El Puente Romano estaba desierto. Por encima del pretil podía verse un Guadalquivir famélico cuyas oscuras aguas lamían desesperadas la base de las pilas del puente.

Calahorra

Ningún vehículo circulaba a esas horas por el empedrado de la calzada. Ramiro y servidor caminábamos en paralelo, él por la minúscula acera en la que apenas cabía una persona y cuyos adoquines eran excesivamente resbaladizos debido a la acción del paso de las décadas y los miles de transeúntes que los habían pisado.

Ya pasado el meridiano de la distancia que nos separaba de nuestro destino, no pude evitar echar un vistazo a la estatua de San Rafael. Nombrado Santo Custodio por haber librado a la ciudad de una epidemia de peste en la Edad Media, a día de hoy su valor como ambientador podía ser puesto en duda, pues el cauce del río emitía unos efluvios contra cuya peste parecía no poder hacer nada.
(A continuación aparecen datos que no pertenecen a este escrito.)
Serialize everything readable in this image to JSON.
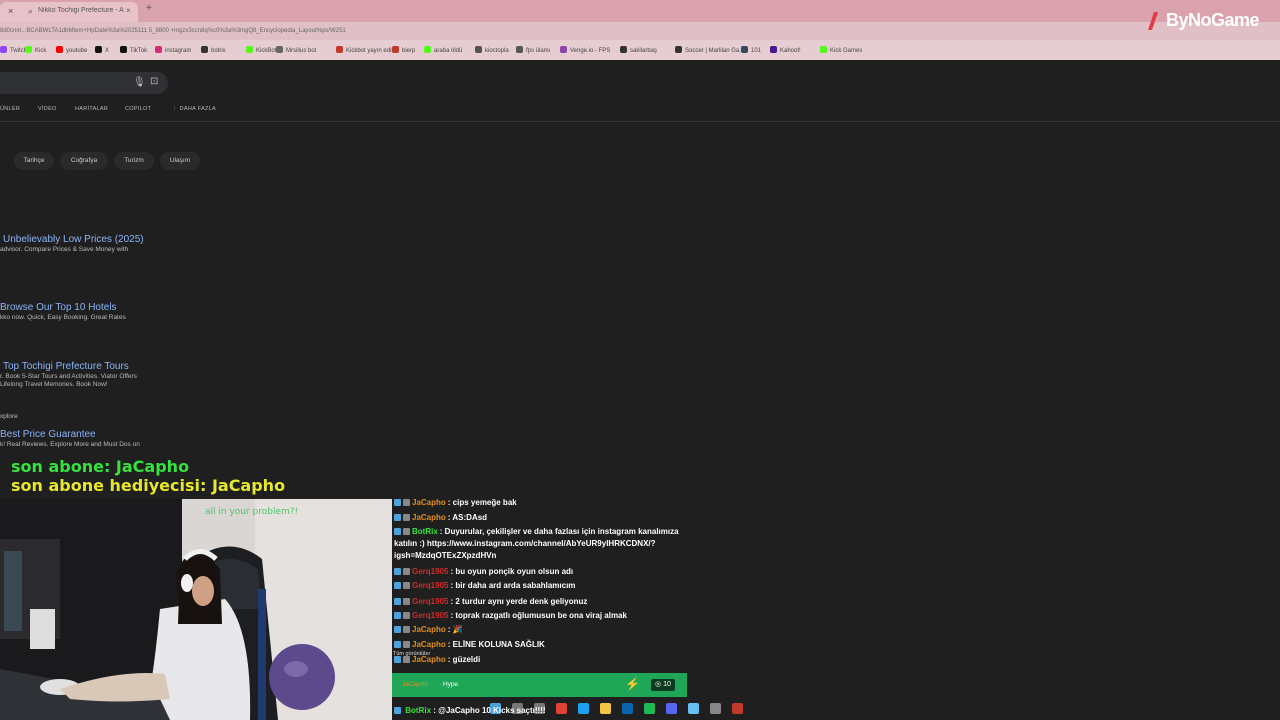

La estatua estaba ennegrecida, en parte por la combustión de la cera de la decena de cirios rojos que ardían en su pedestal, y que proyectaban unas sombras titilantes que hacían que la imagen del santo tornase de lo angelical a lo siniestro según variaban con el soplar del viento. El resplandor rojizo combinado con el silencio y la ausencia de peatones reforzaban el halo siniestro que envolvía nuestra misión.

Frente a nosotros la mole maciza de la Torre de la Calahorra se recortaba oscura e imponente contra la fría luz lunar.

Aunque de origen islámico, la robusta torre, que nos vigilaba con sus tres plantas de alzada desde el otro extremo del puente, había sido reformada por orden de Enrique II de Trastámara para defenderse de su hermano Pedro I de Castilla, apodado el Cruel. El miedo a dicha crueldad podía apreciarse en los gruesos sillares amarillentos, de aspecto sólido y pesado, con sus puertas y saeteras, estrechas y constreñidas, como los párpados de quien espera ser golpeado de forma inminente.

En la base se congregaban varias siluetas.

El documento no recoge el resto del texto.